The following integral arises in a problem in elasticity
\begin{equation*} \int_0^{\pi}\frac{\cos n\eta\,d\eta}{1+a^2+2a\cos m\eta} \end{equation*}
where $m$ and $n$ are both positive integers, and $0<a\le 1/(m-1)$. Mathematica can do this for special choices of $m$ and $n$, but I want a general result for arbitrary $a>0$, $m$ and $n$.
A similar but simpler problem is stated and answered at
Using techniques used in the linked question, we can show that
$$\begin{align}I=\int_{0}^{\pi}d\theta\frac{\cos n\theta}{1+a^2+2a\cos m\theta}&=\frac{1}{2}\int_{-\pi}^{\pi}d\theta\frac{\cos n\theta}{1+a^2+2a\cos m\theta}\\&=\frac{1}{2ia}\int_{|z|=1}dz\frac{z^{m+n-1}}{(z^m+a)(z^m+\frac{1}{a})}\end{align}$$
The latter integral is amenable to residue techniques. Assume $0\leq a <1$. Then only the poles attributed to $z^m+a$ are located within the unit circle and contribute to the sum. The poles occur at:
$$z_k=a^{1/m}e^{i\pi/m}e^{\frac{2k\pi i}{m}}$$
Performing the simple residue computation we obtain $(\omega=e^{2\pi i/m}$)

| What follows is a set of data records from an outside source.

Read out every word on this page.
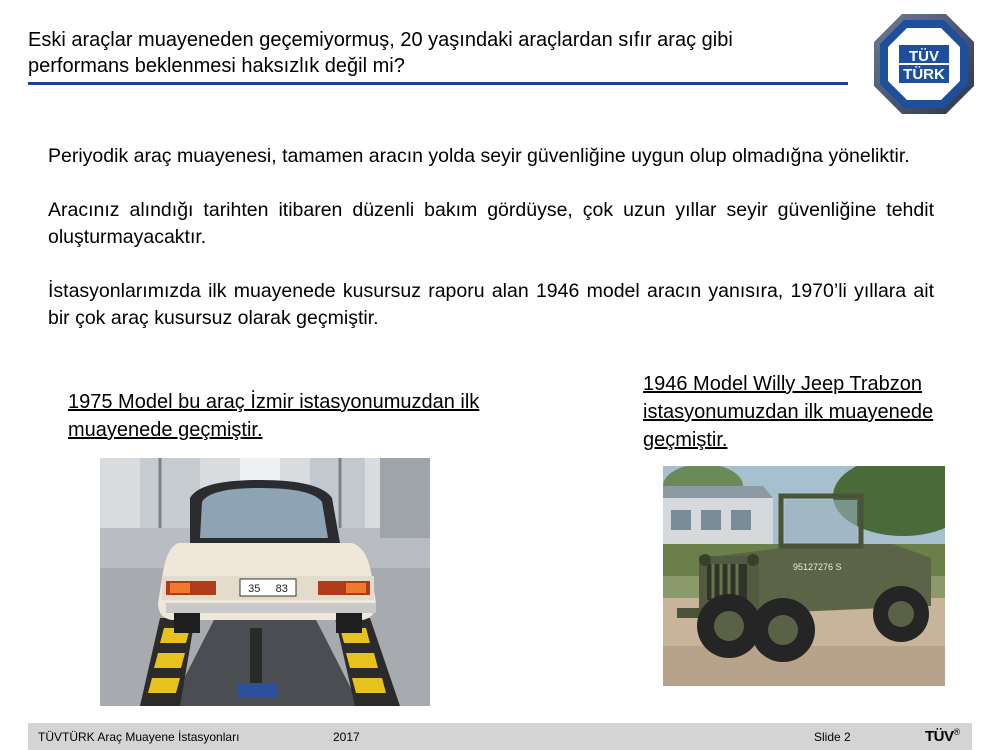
Eski araçlar muayeneden geçemiyormuş, 20 yaşındaki araçlardan sıfır araç gibi performans beklenmesi haksızlık değil mi?	TÜV
TÜRK

Periyodik araç muayenesi, tamamen aracın yolda seyir güvenliğine uygun olup olmadığna yöneliktir.

Aracınız alındığı tarihten itibaren düzenli bakım gördüyse, çok uzun yıllar seyir güvenliğine tehdit oluşturmayacaktır.

İstasyonlarımızda ilk muayenede kusursuz raporu alan 1946 model aracın yanısıra, 1970’li yıllara ait bir çok araç kusursuz olarak geçmiştir.

1975 Model bu araç İzmir istasyonumuzdan ilk muayenede geçmiştir.
1946 Model Willy Jeep Trabzon istasyonumuzdan ilk muayenede geçmiştir.
35     83
95127276 S
TÜVTÜRK Araç Muayene İstasyonları	2017	Slide 2	TÜV®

$$I=\sum_{k=0}^{m-1}\frac{z^{m+n-1}}{(z^m+a)'(z^m+\frac{1}{a})}\Bigg|_{z=z_k}=\frac{\pi}{m(1-a^2)}(ae^{i\pi})^{n/m}\sum_{k=0}^{m-1}\omega^{nk}$$
However we note that $$\sum_{k=0}^{m-1}(\omega^n)^k=\frac{\omega^{mn}-1}{\omega^n-1}=\begin{Bmatrix}m& ,m|n\\0&, \text{else}\end{Bmatrix}$$
and thus, denoting $d=\frac{n}{m}\in\mathbb{N}$, we finally conclude
$$I=(-1)^d\frac{\pi a^d}{1-a^2}\delta_{n,md}$$